We experienced some casting issues with domains. We experienced the
problem while querying the information_schema btw, but here is a simpler
test case :

postgres=# create table test1 (a text);
CREATE TABLE
postgres=# insert into test1 select generate_series(1,100000);
INSERT 0 100000
postgres=# create index idx1 on test1(a);
CREATE INDEX
postgres=# analyze test1 ;
ANALYZE;
postgres=# explain select * from test1 where a = 'toto';
QUERY PLAN
-----------------------------------------------------------------------
Index Only Scan using idx1 on test1 (cost=0.29..8.31 rows=1 width=5)
Index Cond: (a = 'toto'::text)
(2 lignes)

Now we create a tstdom domain and cast the a column to tstdom in the
view definition :
postgres=# create domain tstdom as text;
CREATE DOMAIN
postgres=# create view test2 as select a::tstdom from test1 ;
CREATE VIEW
postgres=# explain select * from test2 where a='toto';
QUERY PLAN
----------------------------------------------------------
Seq Scan on test1 (cost=0.00..1693.00 rows=500 width=5)
Filter: (((a)::tstdom)::text = 'toto'::text)
(2 lignes)

As you can see, a is casted to tstdom then again to text. This casts
prevents the optimizer to choose an index scan to retrieve the data. The
casts are however strictly equivalent and should be not prevent the
optimizer to use indexes.

Also, the same problem appears in the information_schema views, as every
object names are casted to information_schema.sql_identifier. Even if
this domain is declared as name, no index will be used because of this cast.
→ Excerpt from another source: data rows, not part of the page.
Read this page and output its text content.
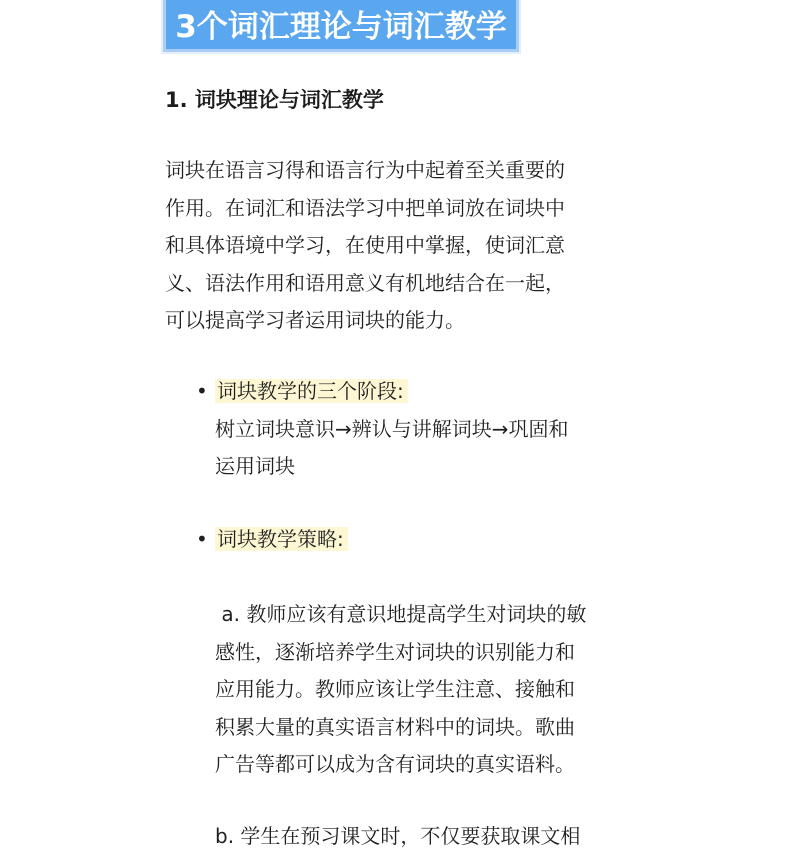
3个词汇理论与词汇教学
1. 词块理论与词汇教学
词块在语言习得和语言行为中起着至关重要的
作用。在词汇和语法学习中把单词放在词块中
和具体语境中学习，在使用中掌握，使词汇意
义、语法作用和语用意义有机地结合在一起，
可以提高学习者运用词块的能力。
• 词块教学的三个阶段:
树立词块意识→辨认与讲解词块→巩固和
运用词块
• 词块教学策略:
a. 教师应该有意识地提高学生对词块的敏
感性，逐渐培养学生对词块的识别能力和
应用能力。教师应该让学生注意、接触和
积累大量的真实语言材料中的词块。歌曲
广告等都可以成为含有词块的真实语料。
b. 学生在预习课文时，不仅要获取课文相
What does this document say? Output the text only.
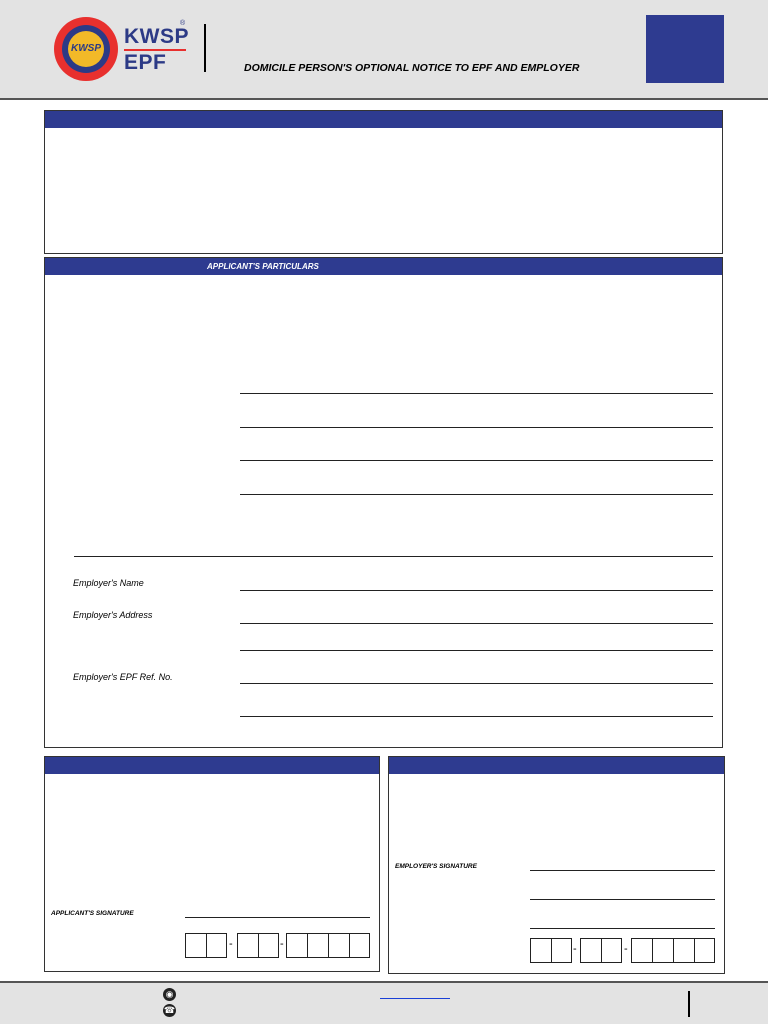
KWSP
KWSP
®
EPF	DOMICILE PERSON'S OPTIONAL NOTICE TO EPF AND EMPLOYER
APPLICANT'S PARTICULARS
Employer's Name
Employer's Address
Employer's EPF Ref. No.
APPLICANT'S SIGNATURE
-	-
EMPLOYER'S SIGNATURE
-	-
◉
☎
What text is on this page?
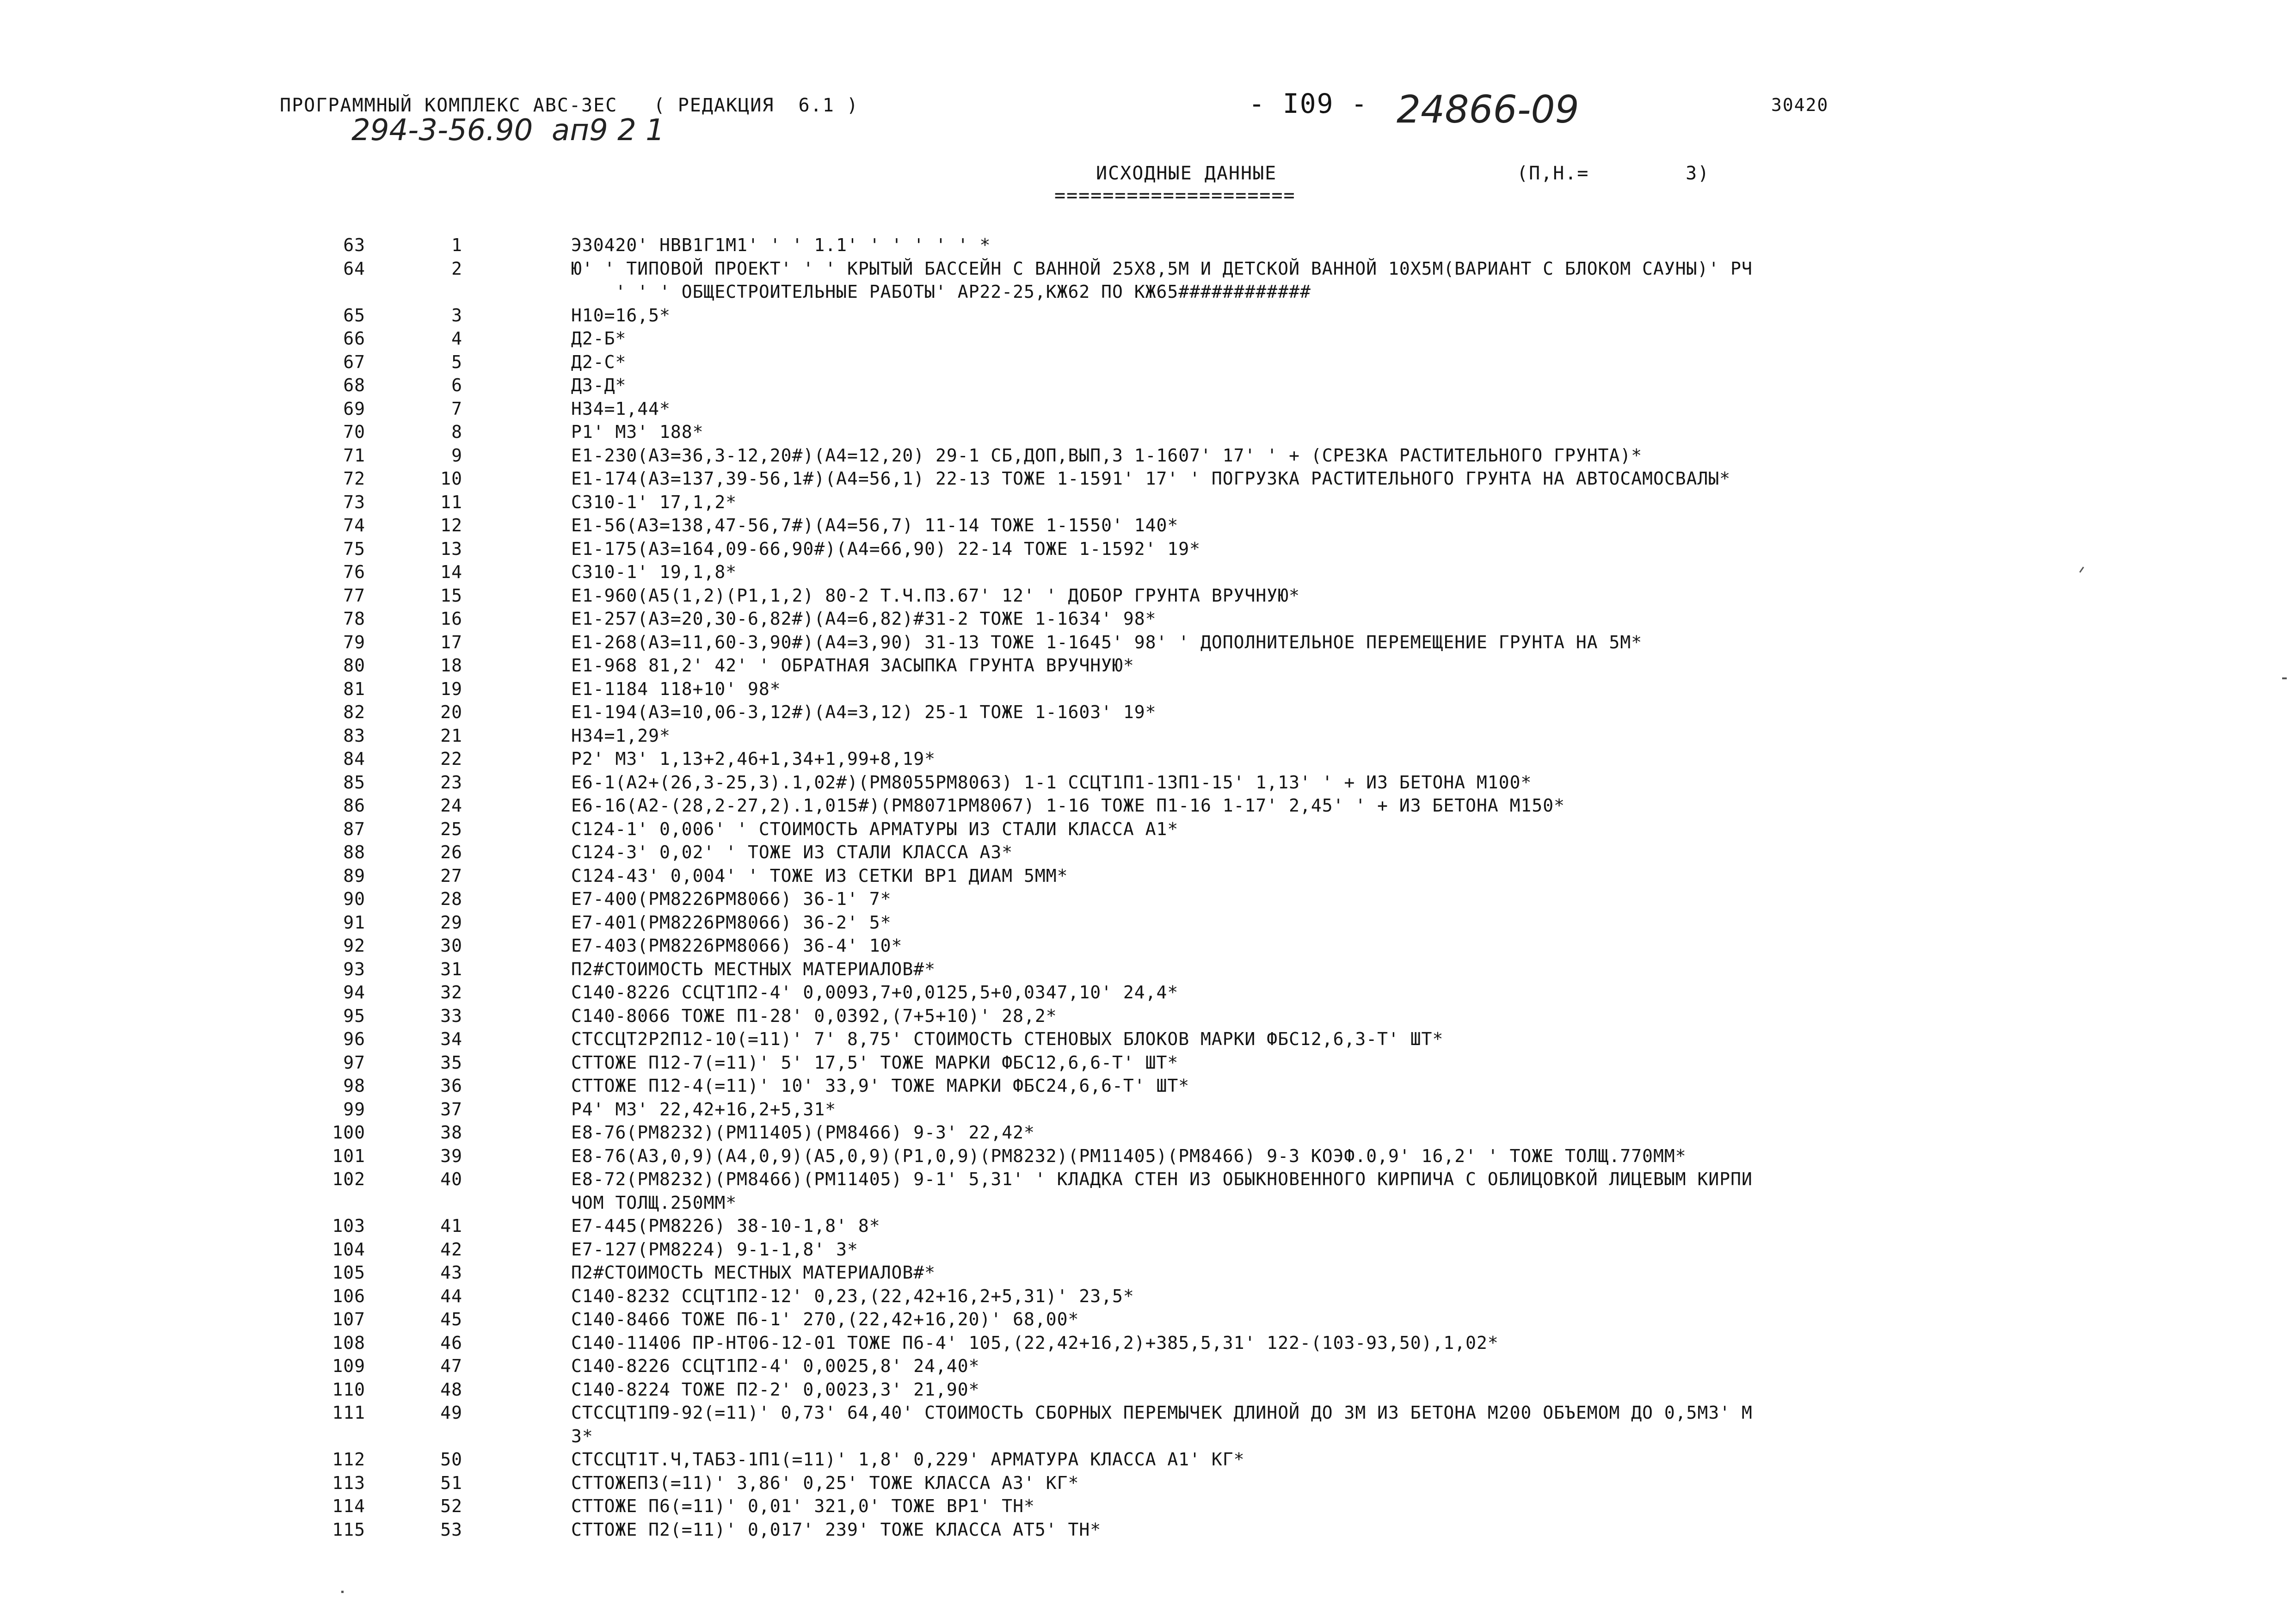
ПРОГРАММНЫЙ КОМПЛЕКС АВС-ЗЕС   ( РЕДАКЦИЯ  6.1 )
294-3-56.90  ап9 2 1
- I09 - 24866-09	30420
ИСХОДНЫЕ ДАННЫЕ
====================
(П,Н.=        3)
63	1	ЭЗ0420' НВВ1Г1М1' ' ' 1.1' ' ' ' ' ' *
64	2	Ю' ' ТИПОВОЙ ПРОЕКТ' ' ' КРЫТЫЙ БАССЕЙН С ВАННОЙ 25Х8,5М И ДЕТСКОЙ ВАННОЙ 10Х5М(ВАРИАНТ С БЛОКОМ САУНЫ)' РЧ
' ' ' ОБЩЕСТРОИТЕЛЬНЫЕ РАБОТЫ' АР22-25,КЖ62 ПО КЖ65############
65	3	Н10=16,5*
66	4	Д2-Б*
67	5	Д2-С*
68	6	Д3-Д*
69	7	Н34=1,44*
70	8	Р1' М3' 188*
71	9	Е1-230(А3=36,3-12,20#)(А4=12,20) 29-1 СБ,ДОП,ВЫП,3 1-1607' 17' ' + (СРЕЗКА РАСТИТЕЛЬНОГО ГРУНТА)*
72	10	Е1-174(А3=137,39-56,1#)(А4=56,1) 22-13 ТОЖЕ 1-1591' 17' ' ПОГРУЗКА РАСТИТЕЛЬНОГО ГРУНТА НА АВТОСАМОСВАЛЫ*
73	11	С310-1' 17,1,2*
74	12	Е1-56(А3=138,47-56,7#)(А4=56,7) 11-14 ТОЖЕ 1-1550' 140*
75	13	Е1-175(А3=164,09-66,90#)(А4=66,90) 22-14 ТОЖЕ 1-1592' 19*
76	14	С310-1' 19,1,8*
77	15	Е1-960(А5(1,2)(Р1,1,2) 80-2 Т.Ч.П3.67' 12' ' ДОБОР ГРУНТА ВРУЧНУЮ*
78	16	Е1-257(А3=20,30-6,82#)(А4=6,82)#31-2 ТОЖЕ 1-1634' 98*
79	17	Е1-268(А3=11,60-3,90#)(А4=3,90) 31-13 ТОЖЕ 1-1645' 98' ' ДОПОЛНИТЕЛЬНОЕ ПЕРЕМЕЩЕНИЕ ГРУНТА НА 5М*
80	18	Е1-968 81,2' 42' ' ОБРАТНАЯ ЗАСЫПКА ГРУНТА ВРУЧНУЮ*
81	19	Е1-1184 118+10' 98*
82	20	Е1-194(А3=10,06-3,12#)(А4=3,12) 25-1 ТОЖЕ 1-1603' 19*
83	21	Н34=1,29*
84	22	Р2' М3' 1,13+2,46+1,34+1,99+8,19*
85	23	Е6-1(А2+(26,3-25,3).1,02#)(РМ8055РМ8063) 1-1 ССЦТ1П1-13П1-15' 1,13' ' + ИЗ БЕТОНА М100*
86	24	Е6-16(А2-(28,2-27,2).1,015#)(РМ8071РМ8067) 1-16 ТОЖЕ П1-16 1-17' 2,45' ' + ИЗ БЕТОНА М150*
87	25	С124-1' 0,006' ' СТОИМОСТЬ АРМАТУРЫ ИЗ СТАЛИ КЛАССА А1*
88	26	С124-3' 0,02' ' ТОЖЕ ИЗ СТАЛИ КЛАССА А3*
89	27	С124-43' 0,004' ' ТОЖЕ ИЗ СЕТКИ ВР1 ДИАМ 5ММ*
90	28	Е7-400(РМ8226РМ8066) 36-1' 7*
91	29	Е7-401(РМ8226РМ8066) 36-2' 5*
92	30	Е7-403(РМ8226РМ8066) 36-4' 10*
93	31	П2#СТОИМОСТЬ МЕСТНЫХ МАТЕРИАЛОВ#*
94	32	С140-8226 ССЦТ1П2-4' 0,0093,7+0,0125,5+0,0347,10' 24,4*
95	33	С140-8066 ТОЖЕ П1-28' 0,0392,(7+5+10)' 28,2*
96	34	СТССЦТ2Р2П12-10(=11)' 7' 8,75' СТОИМОСТЬ СТЕНОВЫХ БЛОКОВ МАРКИ ФБС12,6,3-Т' ШТ*
97	35	СТТОЖЕ П12-7(=11)' 5' 17,5' ТОЖЕ МАРКИ ФБС12,6,6-Т' ШТ*
98	36	СТТОЖЕ П12-4(=11)' 10' 33,9' ТОЖЕ МАРКИ ФБС24,6,6-Т' ШТ*
99	37	Р4' М3' 22,42+16,2+5,31*
100	38	Е8-76(РМ8232)(РМ11405)(РМ8466) 9-3' 22,42*
101	39	Е8-76(А3,0,9)(А4,0,9)(А5,0,9)(Р1,0,9)(РМ8232)(РМ11405)(РМ8466) 9-3 КОЭФ.0,9' 16,2' ' ТОЖЕ ТОЛЩ.770ММ*
102	40	Е8-72(РМ8232)(РМ8466)(РМ11405) 9-1' 5,31' ' КЛАДКА СТЕН ИЗ ОБЫКНОВЕННОГО КИРПИЧА С ОБЛИЦОВКОЙ ЛИЦЕВЫМ КИРПИ
ЧОМ ТОЛЩ.250ММ*
103	41	Е7-445(РМ8226) 38-10-1,8' 8*
104	42	Е7-127(РМ8224) 9-1-1,8' 3*
105	43	П2#СТОИМОСТЬ МЕСТНЫХ МАТЕРИАЛОВ#*
106	44	С140-8232 ССЦТ1П2-12' 0,23,(22,42+16,2+5,31)' 23,5*
107	45	С140-8466 ТОЖЕ П6-1' 270,(22,42+16,20)' 68,00*
108	46	С140-11406 ПР-НТ06-12-01 ТОЖЕ П6-4' 105,(22,42+16,2)+385,5,31' 122-(103-93,50),1,02*
109	47	С140-8226 ССЦТ1П2-4' 0,0025,8' 24,40*
110	48	С140-8224 ТОЖЕ П2-2' 0,0023,3' 21,90*
111	49	СТССЦТ1П9-92(=11)' 0,73' 64,40' СТОИМОСТЬ СБОРНЫХ ПЕРЕМЫЧЕК ДЛИНОЙ ДО 3М ИЗ БЕТОНА М200 ОБЪЕМОМ ДО 0,5М3' М
3*
112	50	СТССЦТ1Т.Ч,ТАБ3-1П1(=11)' 1,8' 0,229' АРМАТУРА КЛАССА А1' КГ*
113	51	СТТОЖЕП3(=11)' 3,86' 0,25' ТОЖЕ КЛАССА А3' КГ*
114	52	СТТОЖЕ П6(=11)' 0,01' 321,0' ТОЖЕ ВР1' ТН*
115	53	СТТОЖЕ П2(=11)' 0,017' 239' ТОЖЕ КЛАССА АТ5' ТН*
Shouldn't the planner simplify the casts when it's possible ?

Regards,
Thomas


From: Tom Lane <tgl(at)sss(dot)pgh(dot)pa(dot)us>
To: Thomas Reiss <thomas(dot)reiss(at)dalibo(dot)com>
Cc: "pgsql-hackers(at)postgresql(dot)org" <pgsql-hackers(at)postgresql(dot)org>
Subject: Re: Casting issues with domains
Date: 2014-12-08 15:18:42
Message-ID: 25277.1418051922@sss.pgh.pa.us
Views: Raw Message | Whole Thread | Download mbox | Resend email
Lists: pgsql-hackers

Thomas Reiss <thomas(dot)reiss(at)dalibo(dot)com> writes:
> postgres=# explain select * from test2 where a='toto';
> QUERY PLAN
> ----------------------------------------------------------
> Seq Scan on test1 (cost=0.00..1693.00 rows=500 width=5)
> Filter: (((a)::tstdom)::text = 'toto'::text)
> (2 lignes)

> As you can see, a is casted to tstdom then again to text. This casts
> prevents the optimizer to choose an index scan to retrieve the data. The
> casts are however strictly equivalent and should be not prevent the
> optimizer to use indexes.

No, they are not equivalent. The optimizer can't simply drop the
cast-to-domain, because that cast might result in a runtime error due
to a domain CHECK constraint violation. (This is true even if no such
constraint exists at planning time, unfortunately. If we had a
mechanism to force replanning at ALTER DOMAIN ADD CONSTRAINT, maybe the
no-constraints case could be handled better, but we don't; and adding
one would also imply adding more locks around domain usage, so it's not
all that attractive to do it.)

The short answer is that SQL domains are not zero-cost type aliases.
Perhaps there would be value in having a feature that *is* a a zero-cost
alias, but it wouldn't be a domain.

regards, tom lane


From: Jim Nasby <Jim(dot)Nasby(at)BlueTreble(dot)com>
To: Tom Lane <tgl(at)sss(dot)pgh(dot)pa(dot)us>, Thomas Reiss <thomas(dot)reiss(at)dalibo(dot)com>
Cc: "pgsql-hackers(at)postgresql(dot)org" <pgsql-hackers(at)postgresql(dot)org>
Subject: Re: Casting issues with domains
Date: 2014-12-08 21:43:14
Message-ID: 54861B72.9050804@BlueTreble.com
Views: Raw Message | Whole Thread | Download mbox | Resend email
Lists: pgsql-hackers

On 12/8/14, 9:18 AM, Tom Lane wrote:
> The short answer is that SQL domains are not zero-cost type aliases.
> Perhaps there would be value in having a feature that*is* a a zero-cost
> alias, but it wouldn't be a domain.

Note that you can actually re-use the support functions of one data type to create a new one. So if you wanted a special type called "document" that actually behaved the same as text you could do that fairly easily (though not as easily as creating a domain).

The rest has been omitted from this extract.